A few years ago in Latvia, artist Dillwyn Smith wandered around the birthplace of Mark Rothko. After a time, he gathered a sense of what the great forefather of abstraction would have frequently seen in the first ten years of his childhood: decorated windows. Throughout Daugavpils there are countless wooden houses with shuttered windows in various stages of decay and replenishment, their frames and surrounds lavished in an array of subdued colours. Dillwyn’s intense visual research resulted in an exhibition of simple, yet incredibly colour-sensitive paintings displayed alongside his enchanting site photographs.
Fast forward to now and that winsome beauty has made its way into his latest solo exhibition at V.O. Curations, a curatorial and studio programme based in London and Paris, founded by Zina Vieille and Nnamdi Obiekwe. For Light Cages1 Dillwyn has installed framed compositions of parallel lines using mass produced nylons sourced from Oman. He explains how ‘across the years I became excited that colour within fabric, as opposed to on fabric, refracts light and interacts with the eye differently to a painted surface’. So these are not paintings, but rather, painterly fabric pieces. Or perhaps they might be called fabric paintings. Their categorisation is barely significant as the story of how they came to be unfolds and we witness their powerful impact in the gallery space.
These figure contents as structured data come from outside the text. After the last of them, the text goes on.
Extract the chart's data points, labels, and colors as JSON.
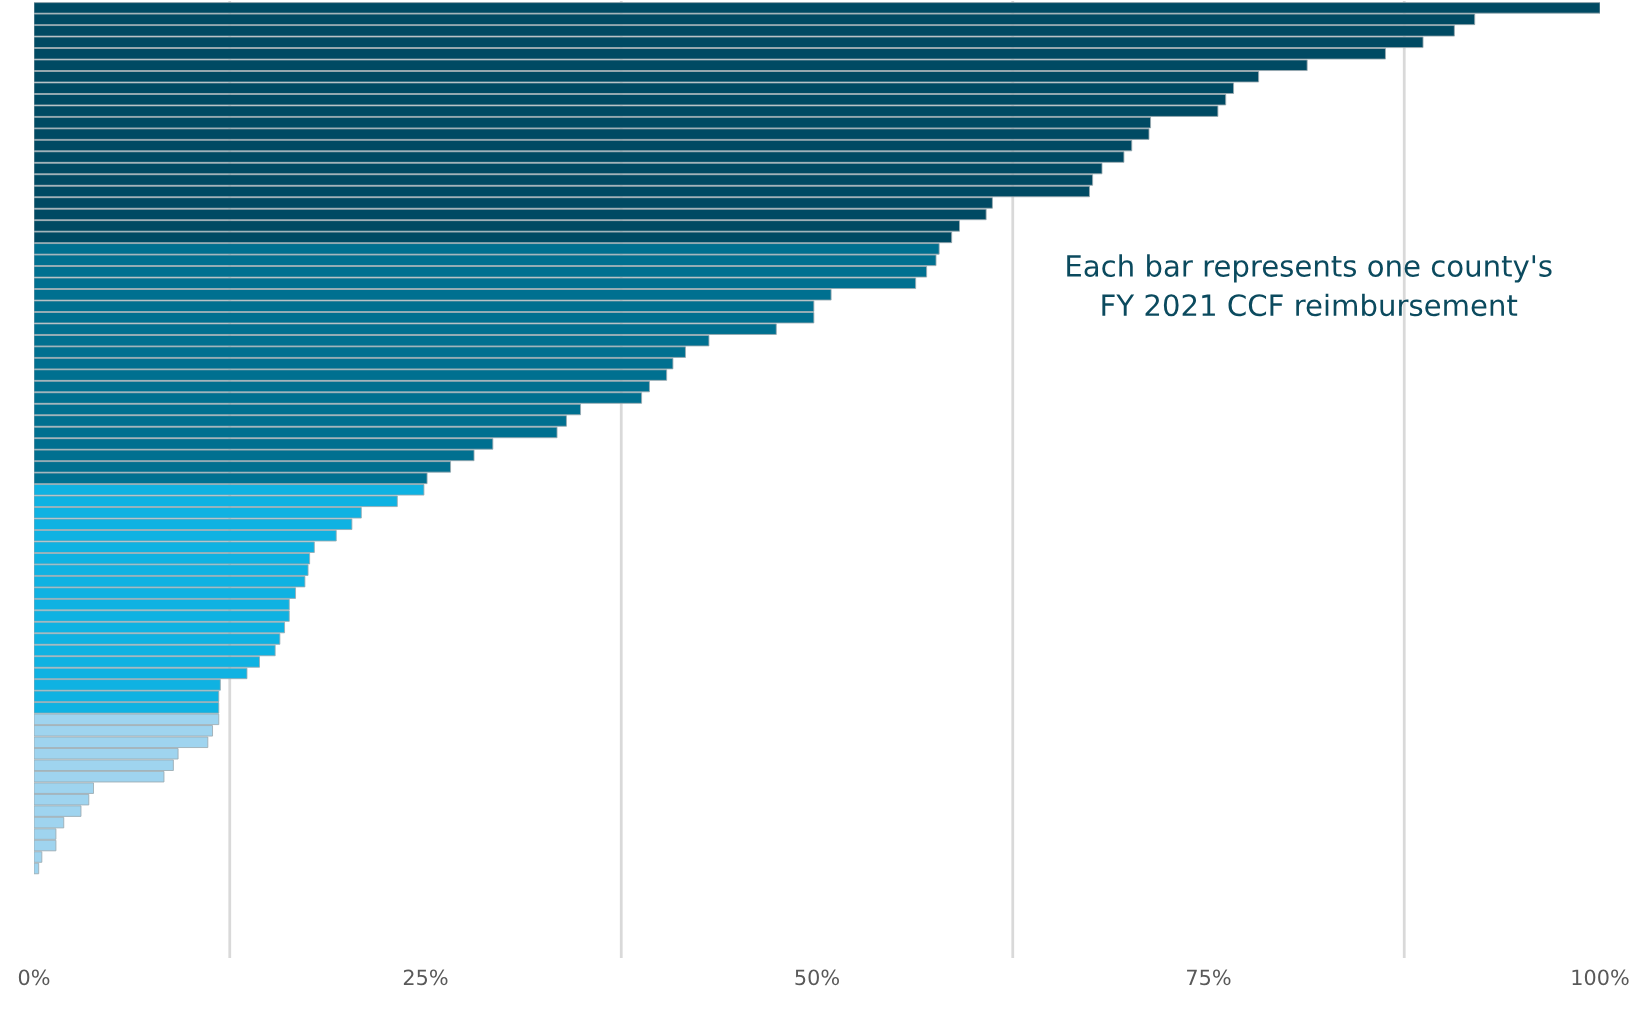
{
  "chart_data": {
    "type": "bar",
    "orientation": "horizontal",
    "categories": [
      null,
      null,
      null,
      null,
      null,
      null,
      null,
      null,
      null,
      null,
      null,
      null,
      null,
      null,
      null,
      null,
      null,
      null,
      null,
      null,
      null,
      null,
      null,
      null,
      null,
      null,
      null,
      null,
      null,
      null,
      null,
      null,
      null,
      null,
      null,
      null,
      null,
      null,
      null,
      null,
      null,
      null,
      null,
      null,
      null,
      null,
      null,
      null,
      null,
      null,
      null,
      null,
      null,
      null,
      null,
      null,
      null,
      null,
      null,
      null,
      null,
      null,
      null,
      null,
      null,
      null,
      null,
      null,
      null,
      null,
      null,
      null,
      null,
      null,
      null,
      null
    ],
    "values": [
      100,
      92.0,
      90.7,
      88.7,
      86.3,
      81.3,
      78.2,
      76.6,
      76.1,
      75.6,
      71.3,
      71.2,
      70.1,
      69.6,
      68.2,
      67.6,
      67.4,
      61.2,
      60.8,
      59.1,
      58.6,
      57.8,
      57.6,
      57.0,
      56.3,
      50.9,
      49.8,
      49.8,
      47.4,
      43.1,
      41.6,
      40.8,
      40.4,
      39.3,
      38.8,
      34.9,
      34.0,
      33.4,
      29.3,
      28.1,
      26.6,
      25.1,
      24.9,
      23.2,
      20.9,
      20.3,
      19.3,
      17.9,
      17.6,
      17.5,
      17.3,
      16.7,
      16.3,
      16.3,
      16.0,
      15.7,
      15.4,
      14.4,
      13.6,
      11.9,
      11.8,
      11.8,
      11.8,
      11.4,
      11.1,
      9.2,
      8.9,
      8.3,
      3.8,
      3.5,
      3.0,
      1.9,
      1.4,
      1.4,
      0.5,
      0.3
    ],
    "colors": [
      "#004a63",
      "#004a63",
      "#004a63",
      "#004a63",
      "#004a63",
      "#004a63",
      "#004a63",
      "#004a63",
      "#004a63",
      "#004a63",
      "#004a63",
      "#004a63",
      "#004a63",
      "#004a63",
      "#004a63",
      "#004a63",
      "#004a63",
      "#004a63",
      "#004a63",
      "#004a63",
      "#004a63",
      "#007090",
      "#007090",
      "#007090",
      "#007090",
      "#007090",
      "#007090",
      "#007090",
      "#007090",
      "#007090",
      "#007090",
      "#007090",
      "#007090",
      "#007090",
      "#007090",
      "#007090",
      "#007090",
      "#007090",
      "#007090",
      "#007090",
      "#007090",
      "#007090",
      "#0fb2e2",
      "#0fb2e2",
      "#0fb2e2",
      "#0fb2e2",
      "#0fb2e2",
      "#0fb2e2",
      "#0fb2e2",
      "#0fb2e2",
      "#0fb2e2",
      "#0fb2e2",
      "#0fb2e2",
      "#0fb2e2",
      "#0fb2e2",
      "#0fb2e2",
      "#0fb2e2",
      "#0fb2e2",
      "#0fb2e2",
      "#0fb2e2",
      "#0fb2e2",
      "#0fb2e2",
      "#9fd4ef",
      "#9fd4ef",
      "#9fd4ef",
      "#9fd4ef",
      "#9fd4ef",
      "#9fd4ef",
      "#9fd4ef",
      "#9fd4ef",
      "#9fd4ef",
      "#9fd4ef",
      "#9fd4ef",
      "#9fd4ef",
      "#9fd4ef",
      "#9fd4ef"
    ],
    "xlim": [
      0,
      100
    ],
    "xticks": [
      {
        "value": 0,
        "label": "0%"
      },
      {
        "value": 12.5,
        "label": null
      },
      {
        "value": 25,
        "label": "25%"
      },
      {
        "value": 37.5,
        "label": null
      },
      {
        "value": 50,
        "label": "50%"
      },
      {
        "value": 62.5,
        "label": null
      },
      {
        "value": 75,
        "label": "75%"
      },
      {
        "value": 87.5,
        "label": null
      },
      {
        "value": 100,
        "label": "100%"
      }
    ],
    "grid": "x",
    "tick_labels": "x",
    "annotations": [
      "Each bar represents one county's\nFY 2021 CCF reimbursement"
    ]
  }
}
Stretched onto a wooden support which is normally used for paintings on canvas, each piece is a composite of stitched fabric which opens up a rabbit hole of cross-cultural stories. To begin roughly in the middle, in 2012 Dillwyn was awarded a residency based in Muscat by the Omani Society of Fine Art, the Delfina Foundation and the British Council. One evening he accompanied fellow artist Abdul Rahim Al Hooti to a tailor where the latter was having a new Dishdasha made. Dillwyn explained: ‘I looked around and the walls were full of local colour embedded in fabrics. I realised immediately that here was my new palette. I went about putting bolts of different colours together for hours and going back the next day too. I then cut and pinned them together and had the stitching done by the tailor.’
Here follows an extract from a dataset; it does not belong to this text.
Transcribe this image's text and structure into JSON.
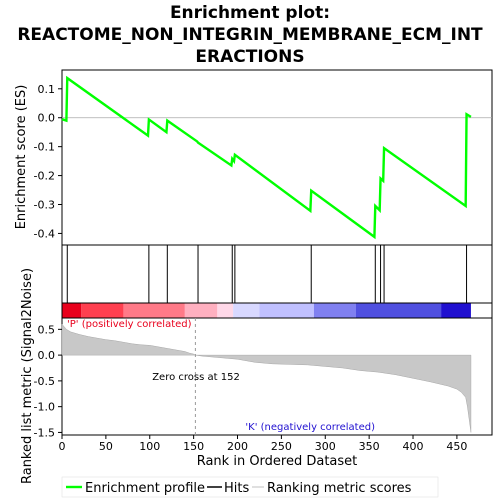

The fabrics, it turns out, have their own muddled past and present meanings. Sold in the middle east, they’re manufactured in Indonesia and Japan. Opaques are for men, while the semi translucent fabrics are for woman. There’s a myriad of alternative whites which are commonly seen, though other colours signify homelands, public roles and hierarchical status.
Since his time in Oman, Dillwyn has experimented with the way they are put together. He explained how he seeks out different local people and ‘there’s something in the tension of each style of stitching that describes a community and their traditions. It’s not as if I’d use that narrative to describe the work, but it’s important to me as it’s a critical part behind the scenes.’ In fact, there’s a particularly moving story of how, when he complimented the way a local tailor was rolling the edges of the fabric then stitching them, the man immediately leapt from his chair, exclaiming: ‘Sir! My father made the uniforms for the British Army in Kashmir.’
Still, this is not the artist’s first foray into using fabrics to make paintings. His mother had a long journey through Alzheimer’s and, when she reached a point of being unable to speak, Dillwyn and his mother shared, what he refers to as a ‘silent dialogue’. This hugely affected the way he started looking at his work. And, to shorthand another long process, he began painting the essence of colour using pure pigment which was then potentised through a professional homeopathic methodology. Much like the silent dialogue with his mother, the work became more about belief than what could be seen. Directing the liquid with a plant sprayer, the delicate watermarks of then, are echoed in some of his fabrics on display here today.
Crinkled, wonky, stretched and strained weaves are revealed on close inspection. Even patched repairs are here and there. Dillwyn asserts there’s many imperfections so they’re ‘not pretty as such’. Pretty is too powder puff anyway for the stunning visual effect of his selection and combinations of fabric. Description belongs more to the illusiveness of their shimmer, depth and the promise of touch; this fabric is normally for clothing after all. And perhaps it is this current everydayness alongside their connection with the historical painter’s search for the perfect sense of light, that is key. They become easy to talk about. So as Dillwyn and I finish our chat he wonders if that’s where their real potency is located – in the stories of how they came to be and the conversations that circle around how they appear before us.
1 Light Cages exhibition is at V.O. Curations at their London site until 22 November 2019.